Of course he was. Kaede didn’t leave gaps. He built contingencies into his contingencies and then ran threat assessments on those. The fact that he’d coordinated with Oeta separately, without telling me, meant he’d been planning this before I’d even considered the possibility.
My strategist. Always three moves ahead, even when I thought I was the one setting the board.
“Thank you.” The words felt insufficient for what she was offering—not just protection, but presence. Staying when she could have left. Guarding what mattered to me when I couldn’t guard it myself.
Oeta acknowledged this with a single nod. Nothing more needed to pass between us on that point. She’d made her decision. I’d accepted it. We were both women who understood the economy of clarity.
But she wasn’t finished.
I felt it before she spoke—the subtle shift in her bearing, the way her shoulders squared by a fraction. The posture of someone transitioning from personal matters to something larger. Something that carried the weight of history.
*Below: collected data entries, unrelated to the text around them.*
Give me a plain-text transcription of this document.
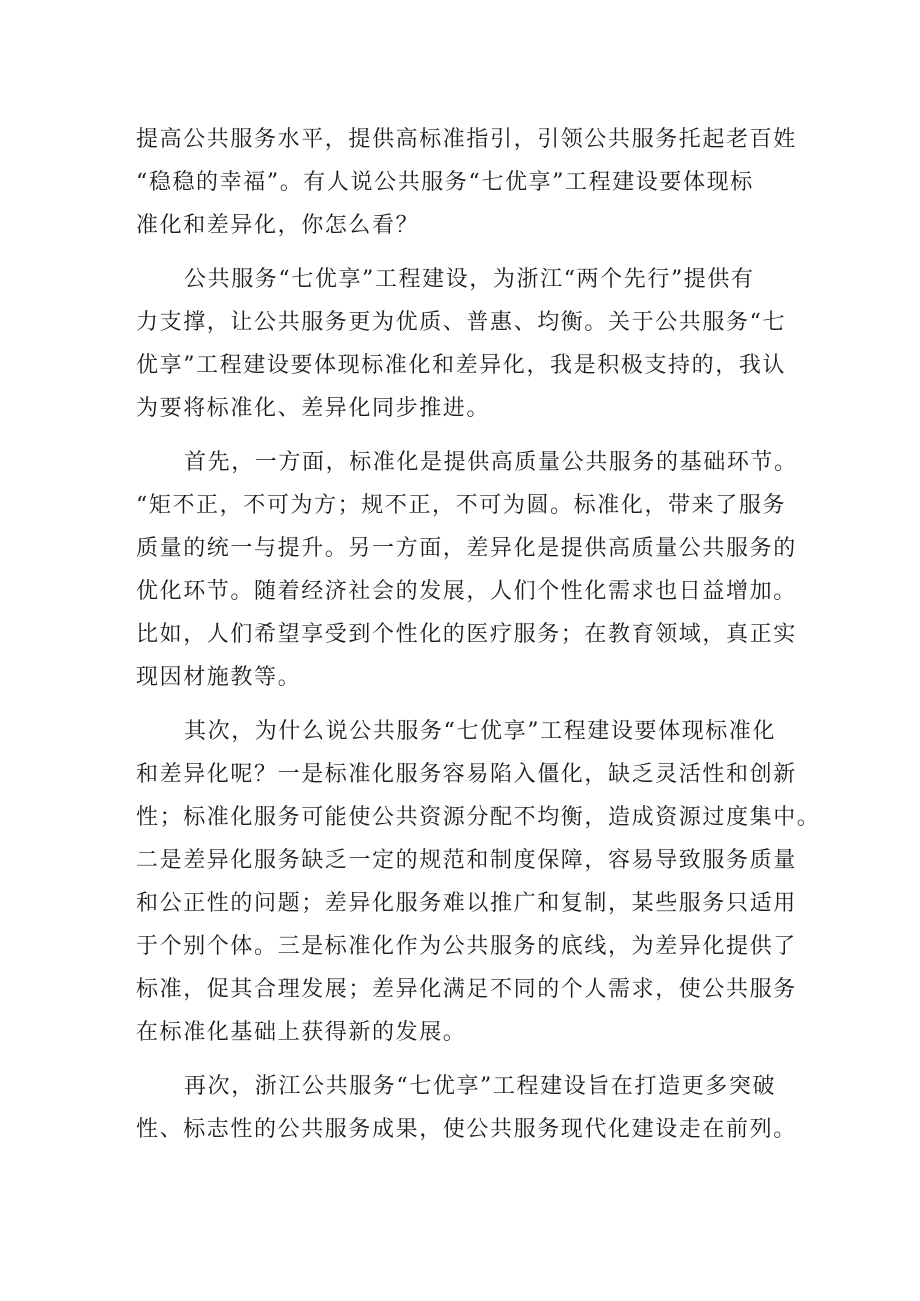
提高公共服务水平，提供高标准指引，引领公共服务托起老百姓
“稳稳的幸福”。有人说公共服务“七优享”工程建设要体现标
准化和差异化，你怎么看？

公共服务“七优享”工程建设，为浙江“两个先行”提供有
力支撑，让公共服务更为优质、普惠、均衡。关于公共服务“七
优享”工程建设要体现标准化和差异化，我是积极支持的，我认
为要将标准化、差异化同步推进。

首先，一方面，标准化是提供高质量公共服务的基础环节。
“矩不正，不可为方；规不正，不可为圆。标准化，带来了服务
质量的统一与提升。另一方面，差异化是提供高质量公共服务的
优化环节。随着经济社会的发展，人们个性化需求也日益增加。
比如，人们希望享受到个性化的医疗服务；在教育领域，真正实
现因材施教等。

其次，为什么说公共服务“七优享”工程建设要体现标准化
和差异化呢？一是标准化服务容易陷入僵化，缺乏灵活性和创新
性；标准化服务可能使公共资源分配不均衡，造成资源过度集中。
二是差异化服务缺乏一定的规范和制度保障，容易导致服务质量
和公正性的问题；差异化服务难以推广和复制，某些服务只适用
于个别个体。三是标准化作为公共服务的底线，为差异化提供了
标准，促其合理发展；差异化满足不同的个人需求，使公共服务
在标准化基础上获得新的发展。

再次，浙江公共服务“七优享”工程建设旨在打造更多突破
性、标志性的公共服务成果，使公共服务现代化建设走在前列。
“I have spoken with my father.”
I went still.
Mwe. Head Chairman of the CEG. One of the most powerful beings in the galaxy, in both mental strength and political influence. Oeta rarely mentioned him in personal contexts—their relationship was complicated in ways I didn’tfully understand, shaped by centuries of Nyaviel politics and the particular expectations placed on a daughter carrying her mother’s unfinished legacy.
When Oeta invoked her father, it meant the conversation had shifted from the personal to the galactic.
“About?”
“The Verya.” Her gaze cut back to the horizon. “He will bring it before the Nyaviel leaders. A formal discussion of alliance with the Aldawi.”
The words hit me like a blast wave—silent and devastating.
“Alliance.” I repeated the word because I needed to hear it from my own mouth to believe it. “The Nyaviel have stayed neutral for centuries, Oeta. Your people wouldn’t interfere in the Aldawi-Quaww war—you told me that yourself. Your exact words were ‘the mathematics of extinction don’t care about noble intentions.’”
“This is not about the Quaww.” Something hardened in her voice—not anger, but the steel that lived beneath her careful composure. “This is about the Verya. They are a threat to all of us. Nyaviel, Aldawi, every species in this quadrant. My father understands this. The Verya don’t conquer borders—they consume civilizations. If they are not stopped here, in this galaxy, they will not stop at all.”
I let that settle. Turned it over. Examined it from every angle the way Kaede had taught me to examine strategic intelligence—not just the words, but the timing. The motivation. The cost.
“Your father is risking his political position to push for this.”
“My father is risking far more than politics.” Oeta’s voice dropped, carrying something I rarely heard from her—not vulnerability, but weight. The weight of a daughter who understood what she was asking of her father and had asked anyway. “The Nyaviel leaders are conservative. They will resist. But the Verya have overreached. They threatened a Beacon.They move against an Empire that shares our border.” She paused. “If we do not stand together now, we may not have the chance later.”
A Nyaviel-Aldawi alliance.
The magnitude of it pressed against my chest. Something that hadn’t happened in living memory. Something that would redraw the political map of the galaxy if it held—shifting the balance of power away from the Verya’s careful isolation strategy, building a wall across their path that couldn’t be dismantled by taking a single piece.
And Oeta’s father was the one pushing for it. Because his daughter had spoken to him. Because his daughter had watched me build a family from impossible pieces and decided it was worth protecting.
Because the Verya had made it personal.
“I never wanted to be the center of all this.”
The confession slipped out before I could stop it—quiet, raw, stripped of the Beacon’s armor. I stared at the ocean, at the last sliver of sun melting into the waterline, and let the truth sit between us unadorned.
Oeta was quiet for a moment. Then she shifted beside me, and when she spoke, her voice carried something rare. Softness. Not the gentle kind—the careful kind. The kind offered by someone who didn’t soften easily and wanted you to know the offering was deliberate.
“Few who change things ever do.” She turned toward me fully, and in the dying light her expression held none of the clinical detachment I’d come to expect. “But you are what you are, Selena. A Beacon. A mother. A woman who has united species that barely spoke to each other before you arrived.” Her gaze moved past me, through the glass doors, toward the sounds of the family gathering inside. “That family in there? Aldawi.Circuli. And the rest? That should be impossible. You made it real.”
My throat tightened.
“I just love them.”
The words sounded small. Inadequate for the enormity of what she was describing—the politics, the alliances, the galactic shifts that apparently traced their origins back to a human woman who’d stumbled into an alien empire and refused to let go of the people who’d claimed her.
But Oeta nodded as if I’d said something profound. As if love, stated plainly and without decoration, was the most dangerous force in the galaxy.